Autre point intéressant du film est la dénonciation de l'Eglise que tente de faire le cinéaste. Il
pointe en effet du doigt la complicité du clergé qui gère la prison et entretient un véritable climat d'hypocrisie totalement indifférent face au sort des détenues ou quand la charité chrétienne et le pardon sont laissés aux portes de ces geôles miséreuses. Les nonnes sont toutes plus cruelles et intéressées les unes que les autres, impassibles devant le malheur de ces pauvres filles. Au nom de Dieu et de la Sainte Eglise elles usent et abusent de leurs pouvoirs et n'ont en ce sens rien à envier aux matrones qui font régner l'ordre et la discipline dans ces prisons.
On saluera donc les efforts de Rondi d'avoir voulu faire un film social tout en donnant sa
vision personnelle du système carcéral comme il l'avait déjà fait avec le dérangeant Valeria dentro e fuori en dénonçant les abus dans les établissements psychiatriques. Les intentions sont nobles mais Prigione di donne reste maladroit n'arrivant guère à sortir du sillon de la simple exploitation. Pas très vraisemblable même si bien écrit et plutôt correctement mis en scène, le film oscille sans cesse entre d'un coté violence, voyeurisme et érotisme fortement appuyés et de l'autre coté l'accusation sociale trop faible. Rondi tente ainsi de satisfaire à la fois un public avide de voyeurisme et un spectateur plus exigeant. Le premier l'emporte sur le second.

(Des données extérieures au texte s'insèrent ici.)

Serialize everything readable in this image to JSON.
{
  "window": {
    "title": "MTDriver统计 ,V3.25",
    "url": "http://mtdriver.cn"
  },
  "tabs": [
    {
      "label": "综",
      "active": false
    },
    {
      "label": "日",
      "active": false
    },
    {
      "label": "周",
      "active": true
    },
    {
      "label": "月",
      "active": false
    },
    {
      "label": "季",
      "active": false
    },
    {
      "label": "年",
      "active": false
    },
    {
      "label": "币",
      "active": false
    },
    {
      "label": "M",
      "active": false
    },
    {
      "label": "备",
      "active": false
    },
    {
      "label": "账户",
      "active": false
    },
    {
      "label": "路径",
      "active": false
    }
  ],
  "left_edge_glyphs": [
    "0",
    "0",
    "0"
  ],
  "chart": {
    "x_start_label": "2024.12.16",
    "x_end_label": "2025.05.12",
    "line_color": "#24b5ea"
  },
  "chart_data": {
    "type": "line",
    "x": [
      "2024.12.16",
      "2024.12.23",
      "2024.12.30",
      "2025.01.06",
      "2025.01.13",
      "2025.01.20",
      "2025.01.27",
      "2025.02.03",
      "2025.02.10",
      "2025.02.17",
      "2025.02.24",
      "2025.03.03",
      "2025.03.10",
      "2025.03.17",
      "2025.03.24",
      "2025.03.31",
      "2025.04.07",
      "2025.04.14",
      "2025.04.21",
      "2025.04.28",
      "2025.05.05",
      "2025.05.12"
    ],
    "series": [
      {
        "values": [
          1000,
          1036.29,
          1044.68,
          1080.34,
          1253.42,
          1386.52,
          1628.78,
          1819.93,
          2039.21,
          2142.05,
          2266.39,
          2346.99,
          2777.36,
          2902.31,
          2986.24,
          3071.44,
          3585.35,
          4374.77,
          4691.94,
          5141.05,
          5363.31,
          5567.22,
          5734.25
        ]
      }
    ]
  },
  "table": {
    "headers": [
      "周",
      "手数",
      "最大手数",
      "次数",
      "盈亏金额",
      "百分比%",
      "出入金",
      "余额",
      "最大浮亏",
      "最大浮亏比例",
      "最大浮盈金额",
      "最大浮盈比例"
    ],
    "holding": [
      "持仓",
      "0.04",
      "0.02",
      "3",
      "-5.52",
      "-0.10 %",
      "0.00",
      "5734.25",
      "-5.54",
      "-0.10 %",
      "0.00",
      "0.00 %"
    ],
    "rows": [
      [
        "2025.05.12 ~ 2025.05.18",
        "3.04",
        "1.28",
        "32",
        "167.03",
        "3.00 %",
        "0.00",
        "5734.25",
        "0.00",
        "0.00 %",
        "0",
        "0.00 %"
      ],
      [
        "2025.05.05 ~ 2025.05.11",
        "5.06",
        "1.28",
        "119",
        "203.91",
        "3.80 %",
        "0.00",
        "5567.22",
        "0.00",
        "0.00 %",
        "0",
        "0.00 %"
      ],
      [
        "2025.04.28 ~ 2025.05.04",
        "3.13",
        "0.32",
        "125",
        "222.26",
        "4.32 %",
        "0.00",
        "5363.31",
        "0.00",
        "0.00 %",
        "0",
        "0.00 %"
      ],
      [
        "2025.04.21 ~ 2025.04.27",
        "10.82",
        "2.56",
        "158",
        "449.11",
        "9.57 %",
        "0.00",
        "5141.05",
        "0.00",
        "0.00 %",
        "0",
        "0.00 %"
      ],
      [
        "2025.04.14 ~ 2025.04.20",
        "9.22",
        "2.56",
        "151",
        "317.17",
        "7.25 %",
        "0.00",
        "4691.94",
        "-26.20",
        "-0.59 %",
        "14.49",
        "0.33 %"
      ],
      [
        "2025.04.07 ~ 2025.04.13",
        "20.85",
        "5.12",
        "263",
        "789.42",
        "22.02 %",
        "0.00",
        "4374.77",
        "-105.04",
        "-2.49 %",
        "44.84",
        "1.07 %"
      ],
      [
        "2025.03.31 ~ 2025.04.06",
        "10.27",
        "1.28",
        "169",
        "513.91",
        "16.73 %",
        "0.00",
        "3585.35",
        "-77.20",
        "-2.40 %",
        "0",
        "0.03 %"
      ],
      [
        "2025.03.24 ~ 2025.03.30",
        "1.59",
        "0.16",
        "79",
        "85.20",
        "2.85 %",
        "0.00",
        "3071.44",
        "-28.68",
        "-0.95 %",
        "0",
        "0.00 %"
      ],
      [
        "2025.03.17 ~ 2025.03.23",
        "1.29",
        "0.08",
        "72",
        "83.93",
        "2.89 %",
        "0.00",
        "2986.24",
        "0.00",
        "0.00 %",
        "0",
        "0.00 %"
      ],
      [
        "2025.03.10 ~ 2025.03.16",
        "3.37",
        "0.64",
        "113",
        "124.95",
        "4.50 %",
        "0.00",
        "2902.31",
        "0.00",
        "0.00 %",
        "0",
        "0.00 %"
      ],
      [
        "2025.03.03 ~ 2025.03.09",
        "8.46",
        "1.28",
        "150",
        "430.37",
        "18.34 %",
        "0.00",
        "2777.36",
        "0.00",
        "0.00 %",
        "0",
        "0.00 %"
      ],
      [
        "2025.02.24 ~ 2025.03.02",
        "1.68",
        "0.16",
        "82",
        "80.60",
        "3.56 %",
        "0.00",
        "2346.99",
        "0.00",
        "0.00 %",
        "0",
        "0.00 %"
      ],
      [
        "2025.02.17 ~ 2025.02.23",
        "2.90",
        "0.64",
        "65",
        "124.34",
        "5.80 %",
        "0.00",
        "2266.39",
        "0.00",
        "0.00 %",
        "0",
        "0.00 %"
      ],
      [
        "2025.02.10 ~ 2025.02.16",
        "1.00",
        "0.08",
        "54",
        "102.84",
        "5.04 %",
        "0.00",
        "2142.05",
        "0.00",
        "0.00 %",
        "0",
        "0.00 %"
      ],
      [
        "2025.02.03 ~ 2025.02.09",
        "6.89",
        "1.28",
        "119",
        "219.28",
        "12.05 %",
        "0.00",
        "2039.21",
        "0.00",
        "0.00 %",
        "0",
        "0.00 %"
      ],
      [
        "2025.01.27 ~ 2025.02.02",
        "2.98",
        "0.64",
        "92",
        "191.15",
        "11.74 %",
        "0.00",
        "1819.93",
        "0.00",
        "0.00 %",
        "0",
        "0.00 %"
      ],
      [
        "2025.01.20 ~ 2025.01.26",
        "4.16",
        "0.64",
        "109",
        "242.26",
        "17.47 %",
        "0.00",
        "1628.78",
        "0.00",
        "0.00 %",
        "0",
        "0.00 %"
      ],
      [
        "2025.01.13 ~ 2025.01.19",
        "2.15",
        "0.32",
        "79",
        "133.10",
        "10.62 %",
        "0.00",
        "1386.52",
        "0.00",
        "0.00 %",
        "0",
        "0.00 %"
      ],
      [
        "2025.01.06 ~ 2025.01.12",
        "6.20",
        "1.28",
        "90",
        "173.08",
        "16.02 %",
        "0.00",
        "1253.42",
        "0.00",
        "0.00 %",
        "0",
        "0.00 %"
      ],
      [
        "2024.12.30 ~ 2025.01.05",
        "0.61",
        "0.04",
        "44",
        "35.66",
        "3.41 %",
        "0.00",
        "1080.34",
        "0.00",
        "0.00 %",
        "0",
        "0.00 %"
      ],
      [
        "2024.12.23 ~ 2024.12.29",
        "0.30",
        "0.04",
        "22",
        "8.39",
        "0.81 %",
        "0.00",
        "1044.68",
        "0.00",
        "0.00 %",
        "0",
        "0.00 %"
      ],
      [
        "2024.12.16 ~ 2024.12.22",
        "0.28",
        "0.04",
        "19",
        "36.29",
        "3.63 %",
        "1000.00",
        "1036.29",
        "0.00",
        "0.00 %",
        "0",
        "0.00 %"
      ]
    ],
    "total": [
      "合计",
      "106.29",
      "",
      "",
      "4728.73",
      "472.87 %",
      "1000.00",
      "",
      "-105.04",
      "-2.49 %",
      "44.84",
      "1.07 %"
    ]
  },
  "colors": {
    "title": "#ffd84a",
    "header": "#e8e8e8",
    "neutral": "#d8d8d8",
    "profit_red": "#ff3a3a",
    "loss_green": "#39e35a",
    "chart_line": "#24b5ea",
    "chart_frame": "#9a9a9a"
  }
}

Accompagné d'une très belle partition musicale signée Albert Verrachia, agrémentée quelques vieilles ritournelles italiennes, Prigione di donne bénéficie également d'une convaincante interprétation. On y retrouve toute une brochette d'actrices qui chacune incarne une facette de l'âme humaine dont la française Martine Brochard qui endosse le rôle assez complexe de l'héroïne, à la fois désillusionnée, défaitiste, mais terriblement courageuse, guidée par une force intérieure assez étonnante. A ses cotés, on aura le plaisir d'admirer le regard toujours aussi hypnotique de Marilu Tolo qu'on a cependant connu plus convaincante, la blonde Erna Schurer peu crédible faute à un visage trop impeccablement maquillé, Maria Pia Conte, la rebelle Katia Christine (La victime désignée) et la jeune et fragile Cristina Galbo. On mentionnera également la performance de Maria Cumani Quasimodo dans la
défroque de la rigide Mère supérieure.
Malgré son manque de crédibilité, le ridicule de quelques séquences, Prigione di donne s'il échoue quelque peu dans sa tentative accusatrice n'en demeure pas moins une belle réussite, un agréable WIP à l'impact émotionnel certain qui ne décevra pas l'amateur d'exploitation. Avec Condamnées à l'enfer réalisé l'année précédente il demeure un bel exemple de WIP plutôt intelligent qui tente à illustrer la dureté d'un système carcéral d’un autre âge et ses conséquences tragiques sur ces femmes laissées à l'abandon.